Pour y parvenir, il est plus que jamais nécessaire de poser et d'affirmer des principes pour guider nos réflexions et conduire nos actions.

  • Servir l'intérêt général avec sincérité, humilité et exigence. C'est là, dans la recherche du bien commun, que la communication publique puise sa légitimité. Elle ne doit pas craindre le dissensus mais créer les conditions d'un débat apaisé où chacun se sente écouté. Placer l'usager au cœur de nos stratégies, c'est reconnaître sa diversité, son expertise d'usage et son rôle moteur dans la co-construction des politiques publiques. C'est lui faire confiance.
  • Garantir un débat transparent et documenté. Face aux fake news, à la méfiance et au relativisme généralisé, la communication publique doit être un repère : citons nos sources, fournissons des chiffres opposables, ouvrons des espaces de débat où convergent expertise et diversité d'opinions.
  • Relayer les initiatives citoyennes et valoriser le collectif. Les territoires regorgent d'initiatives et de solutions pour retisser du lien et répondre aux défis environnementaux. La communication publique doit les rendre visibles pour renforcer le sentiment d'appartenance à une communauté d'actions et de valeurs.
  • Simplifier le langage et s'engager pour une accessibilité totale. Alors que l'illectronisme, l'exclusion et la lassitude cognitive progressent, la clarté et la simplicité ne sont pas des conditions mais des exigences démocratiques. Sortons des jargons techniques et administratifs, adaptons nos outils et nos contenus pour parler à tous, sans exception.
  • Intégrer l'écoresponsablité comme un prérequis. La réduction de notre empreinte carbone et la préservation des ressources naturelles sont les conditions de notre action. Aussi bien dans nos outils que dans les messages que nous véhiculons. Ce point ne fait plus débat.
  • Retrouver le temps long. À rebours de l'instantanéité des médias sociaux, la communication publique doit s'inscrire dans la durée. Expliquer, contextualiser, suivre les projets et leurs impacts : c'est ainsi qu'elle peut accompagner et légitimer l'action publique.

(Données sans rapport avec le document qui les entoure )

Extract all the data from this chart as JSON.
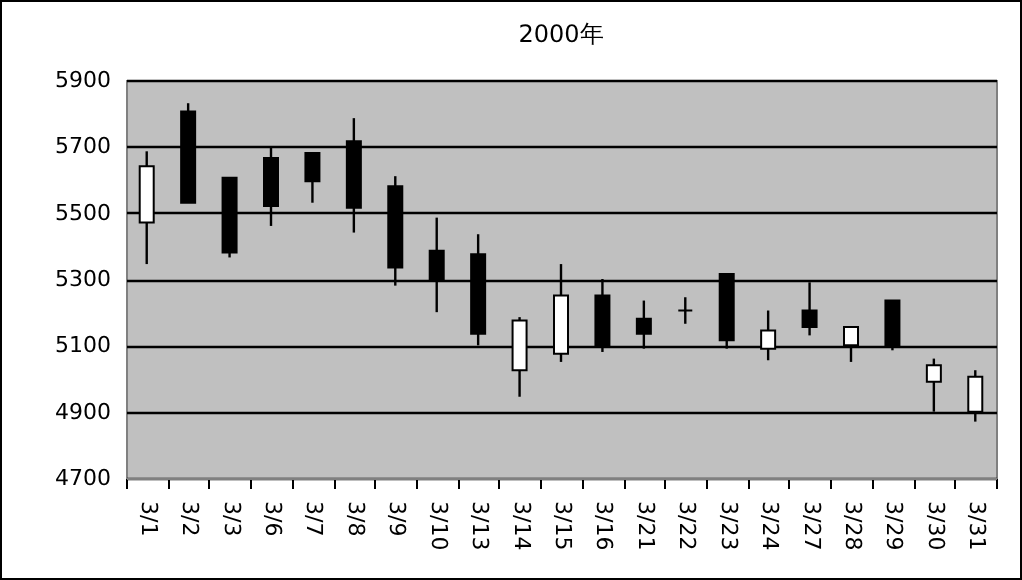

Forte de ce manifeste, notre association continuera de porter haut les couleurs de la communication publique. Elle le fera avec une nouvelle identité graphique, un site internet entièrement repensé, une nouvelle maquette de la revue Parole Publique et un nouveau format de nos Entretiens, autour d'ateliers de réflexion et de production ouvert à d'autres disciplines.

Ce dynamisme associatif prouve que les professionnels ont envie de se retrouver et d'échanger, besoin de se former, de se sentir épaulés et écoutés. C'est la raison d'être de Communication publique depuis maintenant 35 ans.